Mrs. Toogood, if not a travelled woman, or a widely read or highly informed, was yet an educated one. She had been educated by the movies. That form of hyperculture which aims to instruct as well as to amuse and delights to draw together the nations of the earth had put this good lady wise on the subject of America.

Every Saturday afternoon it was the custom of a modern and progressive mother to take her twin sons, ætat nine years and two months, Horatio Nelson Toogood and Victor Emanuel Toogood by name—the Italian warehouseman had insisted on the Victor Emanuel in honour of his calling—to the Britannia Picture Palace in the Euston Road. In that centre of light they had learned that America was not quite what she gave herself out to be. God’s Own Country was a truly wicked place. The crook, the vamp, the dope-fiend, the cattle-rustler, the bootlegger, the forger, the slick duck, the run amok quick shooter, the holder-up of mails was as thick on the floor of those United States as the white and yellow crocus in a Thames meadow in the middle of February. And as London is to the virtuous island of Britain, so is New York to the infamous land of the free.

The English are a moral race. They honestly believe their morals are purer than any upon the wide earth. That is why the Pictures are not only educational, but popular. They exhibit Cousin Yank in the buff. And even if the sight embarrasses the pious cheek of Euston Road, N. W., it is pleasant sometimes to spare a blush for one’s rich relations.

In the dour eye that regarded Mame was sorrow. The girl looked harmless even if her speech was odd. But appearances are not things to bank on; at least in Mrs. Toogood’s experience.

“Any old box’ll do for me, so long as it’s clean and ain’t beyond my wad.”

“I have a small room on the top floor.” The landlady was guarded. It was next the servants and very difficult to let; the p.g.’s of Fotheringay House were persons of clearly defined social status.

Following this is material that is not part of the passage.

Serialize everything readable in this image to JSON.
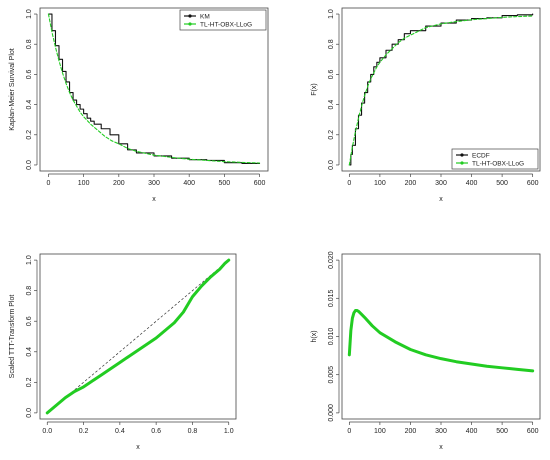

Mame welcomed with enthusiasm the prospect of a small room on the top floor. The landlady repeated the once-over without enthusiasm. Should she? Or should she not? An outlandish girl, American to the bone, but this attic would be none the worse for a tenant, provided, of course, that she was really a paying one.

Elmer P. Dobree had told Mame more than once that “she was cute as a bag of monkeys.” The zoölogical resources of five continents could not have exceeded the flair with which Miss Durrance opened her vanity bag and produced an impressive roll of Bradburys.

“I’ll be happy to pay a fortnight in advance.” It was Mame’s best Broadway manner. “Here is the money. I am a very respectable girl.”

Reassured by the sight of the Bradburys rather than by the Broadway manner, which to the insular taste had a decidedly cosmopolitan flavour, the landlady went so far as to ask for a name and references.